Les erreurs importantes abondent. Dans le récit des événements qui ont précédé le voyage de Jérusalem, Heykal omet la cruciale déclaration conjointe américano-soviétique du 1er octobre 1977. Comment peut-on croire son récit sur des questions moins connues? Il dit que Jimmy Carter était "bien sûr ravi" par le voyage de Sadate ; mais quiconque regardait la télévision ce jour-là se rappellera la réaction sévère du Président alors qu'il sortait de l'église. La description par Heykal des accords de Camp David est tellement déformée que les accords sont presque méconnaissables: "L'Egypte a été tenue de fournir à Israël deux millions de tonnes de pétrole chaque année. En retour qu'avaient concédé les Israéliens? Pratiquement rien.»Le retour de la péninsule du Sinaï c'était "pratiquement rien"?
Enfin, sur les questions d'interprétation, Heykal affiche un point de vue politique extrême. D'une part, il rejette comme "une histoire invraisemblable" les comptes- rendus documentés sur Kadhafi voulant assassiner Sadate. D'autre part, il considère sérieusement l'idée que la CIA aurait pris ses dispositions pour l'assassinat de Sadate, en se décidant contre cette explication uniquement parce que «le régime de Sadate était encore capable de servir les intérêts américains au Moyen-Orient.» Heykal implique que Mouammar al-Kadhafi ne songerait jamais à tuer Sadate, tandis que Ronald Reagan le ferait disparaître dès qu'il aurait fait son temps et serait devenu sans utilité.
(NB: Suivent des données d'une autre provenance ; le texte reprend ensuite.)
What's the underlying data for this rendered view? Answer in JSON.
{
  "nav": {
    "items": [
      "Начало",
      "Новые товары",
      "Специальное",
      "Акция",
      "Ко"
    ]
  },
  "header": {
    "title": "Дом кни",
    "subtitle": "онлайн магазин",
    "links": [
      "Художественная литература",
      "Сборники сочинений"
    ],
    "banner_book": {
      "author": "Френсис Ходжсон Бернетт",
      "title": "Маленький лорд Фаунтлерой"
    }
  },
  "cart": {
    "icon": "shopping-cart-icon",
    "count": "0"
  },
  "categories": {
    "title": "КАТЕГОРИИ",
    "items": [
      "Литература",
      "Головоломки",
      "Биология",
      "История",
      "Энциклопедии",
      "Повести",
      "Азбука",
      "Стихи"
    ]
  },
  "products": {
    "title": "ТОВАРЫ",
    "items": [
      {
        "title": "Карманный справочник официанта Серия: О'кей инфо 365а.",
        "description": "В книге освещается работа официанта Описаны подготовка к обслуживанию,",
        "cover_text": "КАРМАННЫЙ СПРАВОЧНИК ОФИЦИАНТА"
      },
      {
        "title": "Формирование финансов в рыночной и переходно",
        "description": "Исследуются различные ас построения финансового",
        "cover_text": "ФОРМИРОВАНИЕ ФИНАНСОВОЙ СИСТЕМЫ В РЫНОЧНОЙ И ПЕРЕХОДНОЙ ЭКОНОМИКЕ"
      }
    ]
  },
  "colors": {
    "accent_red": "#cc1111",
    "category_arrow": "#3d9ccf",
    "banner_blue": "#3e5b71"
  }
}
Ce genre d'attitude donne peu de confiance dans cet auteur.
Dans la même veine, Heykal soutient que "les forces qui conspiraient contre Sadate étaient tout autant une partie du courant dominant dans la société égyptienne que l'étaient les forces qui ont renversé le Shah lesquelles faisaient partie du courant dominant en Iran." Heykal trouve donc équivalent un mouvement national qui comprenait des millions de personnes avec ce qu'il appelle lui-même un complot de quatre fanatiques isolés et violents, opérant dans plus sombre secret. Dans son effort pour condamner tout ce qui est associé à Sadate, Heykal finit par justifier toute force qui s'opposait à lui, même ses assassins.
Une polémique écrite dans le seul but de tout faire pour détruire la réputation d'un homme ne peut pas être invoquée en tant que biographie. Des parties de l'automne de la colère peuvent être vraies, bien sûr, mais comment le lecteur peut dire lesquelles sont vraies? Plutôt que de chercher à deviner en se trompant, le lecteur ferait mieux d'ignorer le témoignage de colère de Mohamed Heykal et attendre un compte rendu plus solide.